Enhanced photocatalytic hydrogen evolution through suppressed electron–hole recombination in Cs2AgBiBr6-NC/g-C3N4 nanocomposites

Abstract

Cs₂AgBiBr₆ (CABB), a lead-free halide double perovskite, is a stable material with a suitable band gap for photocatalytic applications. Although its potential in photocatalytic H₂ evolution has been reported, the efficiency is relatively low for bulk CABB. As the surface protective ligands may act as a recombination center for electron and holes, there are very few reports of H₂ evolution using Cs₂AgBiBr₆ nanocrystals (CABB-NC) in the literature. Herein, we report the synthesis of a CABB-NC/g-C₃N₄ nanocomposite with an enhanced H₂ evolution rate through suppressing the electron–hole recombination by anchoring the CABB-NC on g-C₃N₄ sheets. The in situ synthesis process of the nanocomposite prevents agglomeration of CABB-NC and reduces the size to the range of 4–6 nm compared to CABB-NC alone, even after post-synthesis washing processes. The CABB-NC/g-C₃N₄ nanocomposite exhibits excellent photocatalytic performance with a hydrogen evolution rate of 268 μmol g⁻¹ h⁻¹ under visible light irradiation (λ ≥ 420 nm), which is much higher than that reported for bulk CABB. The highly dispersed particles anchored on the g-C₃N₄ matrix enhance the separation and transportation of the photogenerated electron–hole pair.

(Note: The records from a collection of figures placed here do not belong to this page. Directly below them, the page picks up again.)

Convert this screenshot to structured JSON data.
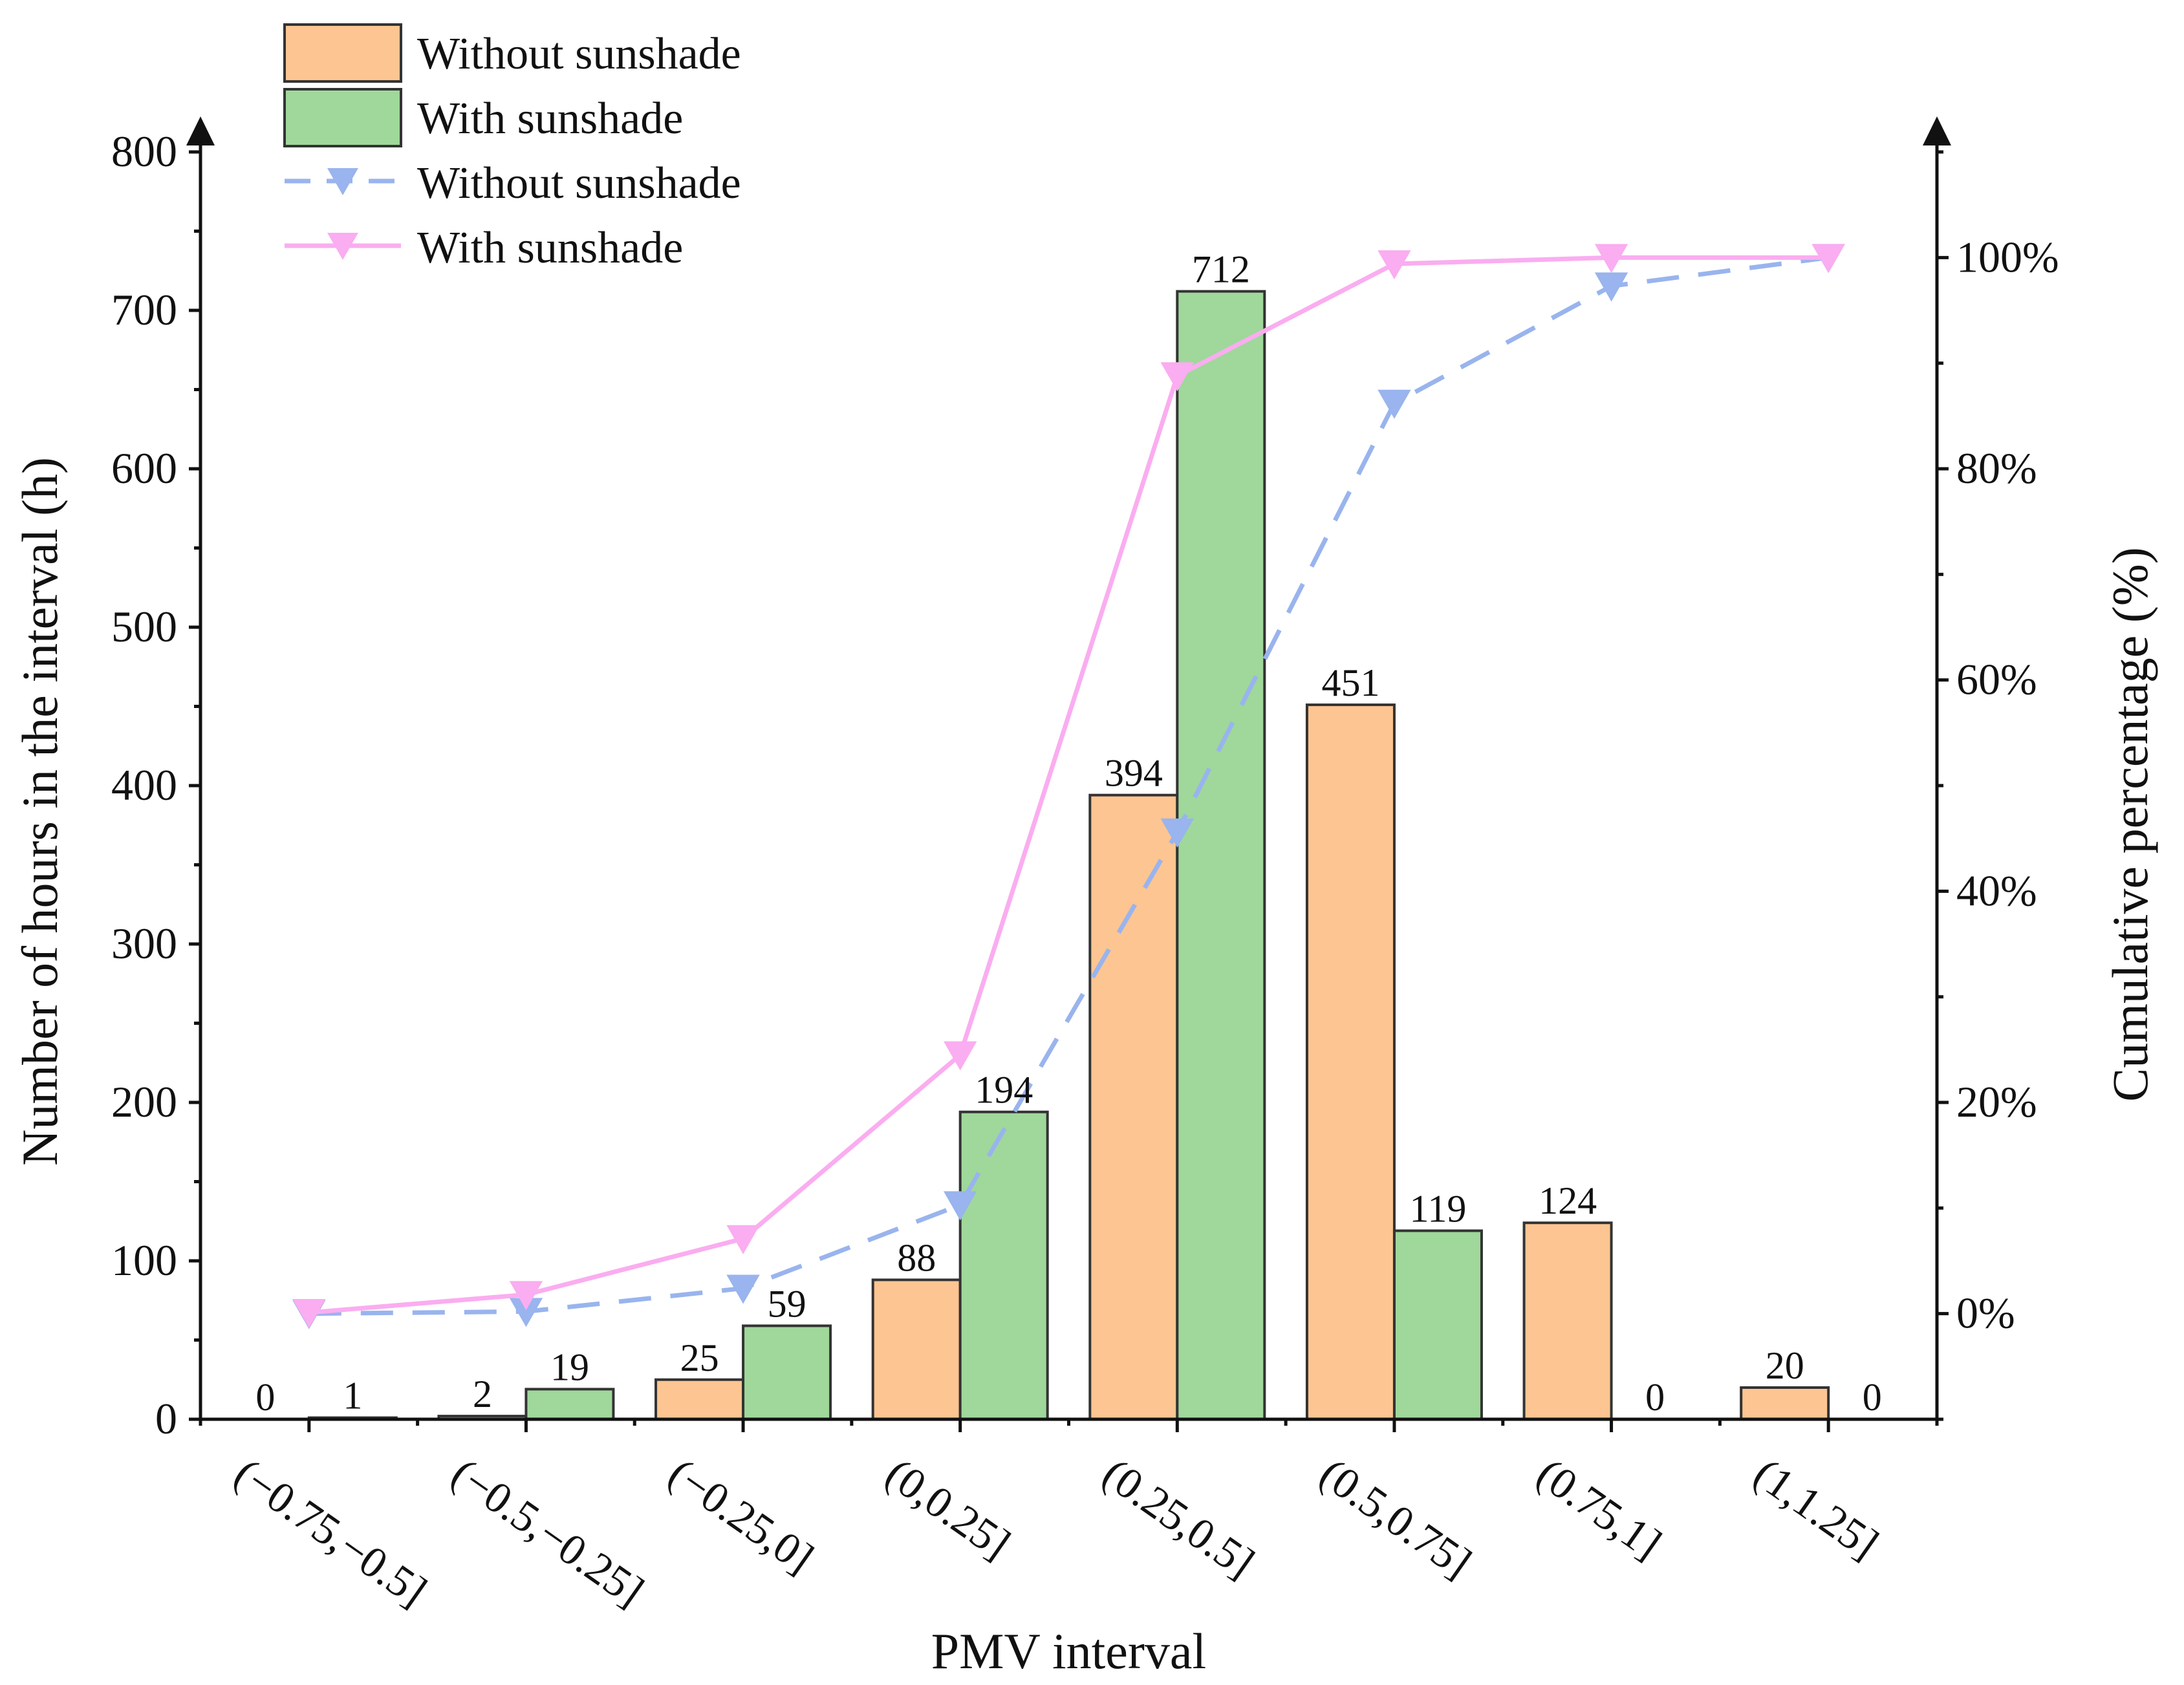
{
  "chart_data": {
    "type": "bar",
    "title": "",
    "xlabel": "PMV interval",
    "ylabel": "Number of hours in the interval (h)",
    "y2label": "Cumulative percentage (%)",
    "ylim": [
      0,
      800
    ],
    "yticks": [
      0,
      100,
      200,
      300,
      400,
      500,
      600,
      700,
      800
    ],
    "y2lim": [
      -10,
      110
    ],
    "y2ticks": [
      0,
      20,
      40,
      60,
      80,
      100
    ],
    "y2tick_labels": [
      "0%",
      "20%",
      "40%",
      "60%",
      "80%",
      "100%"
    ],
    "categories": [
      "(−0.75,−0.5]",
      "(−0.5,−0.25]",
      "(−0.25,0]",
      "(0,0.25]",
      "(0.25,0.5]",
      "(0.5,0.75]",
      "(0.75,1]",
      "(1,1.25]"
    ],
    "series": [
      {
        "name": "Without sunshade",
        "kind": "bar",
        "color": "#FDC591",
        "values": [
          0,
          2,
          25,
          88,
          394,
          451,
          124,
          20
        ]
      },
      {
        "name": "With sunshade",
        "kind": "bar",
        "color": "#9FD89A",
        "values": [
          1,
          19,
          59,
          194,
          712,
          119,
          0,
          0
        ]
      },
      {
        "name": "Without sunshade",
        "kind": "line",
        "axis": "right",
        "style": "dashed",
        "color": "#99B4EE",
        "values": [
          0.0,
          0.2,
          2.4,
          10.3,
          45.6,
          86.2,
          97.3,
          100.0
        ]
      },
      {
        "name": "With sunshade",
        "kind": "line",
        "axis": "right",
        "style": "solid",
        "color": "#FAADF0",
        "values": [
          0.1,
          1.8,
          7.1,
          24.5,
          88.8,
          99.4,
          100.0,
          100.0
        ]
      }
    ],
    "legend": "top-left",
    "legend_labels": [
      "Without sunshade",
      "With sunshade",
      "Without sunshade",
      "With sunshade"
    ]
  }
}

Quenching of the photoluminescence is observed in the CABB-NC/g-C₃N₄ nanocomposite compared to the CABB-NC, and the higher photocurrent (4.4 mA) generated by the CABB-NC/g-C₃N₄ nanocomposite compared to that of CABB-NC (1.5 mA) indicates efficient charge transfer between CABB-NC and g-C₃N₄ and explains the higher photocatalytic activity shown by the nanocomposite. Furthermore, the low charge transfer resistance exhibited by the CABB-NC/g-C₃N₄ nanocomposite compared to CABB-NC and g-C₃N₄ indicate the suitability of the in situ synthesis of CABB-NC for efficient, durable and sustainable photocatalytic hydrogen evolution.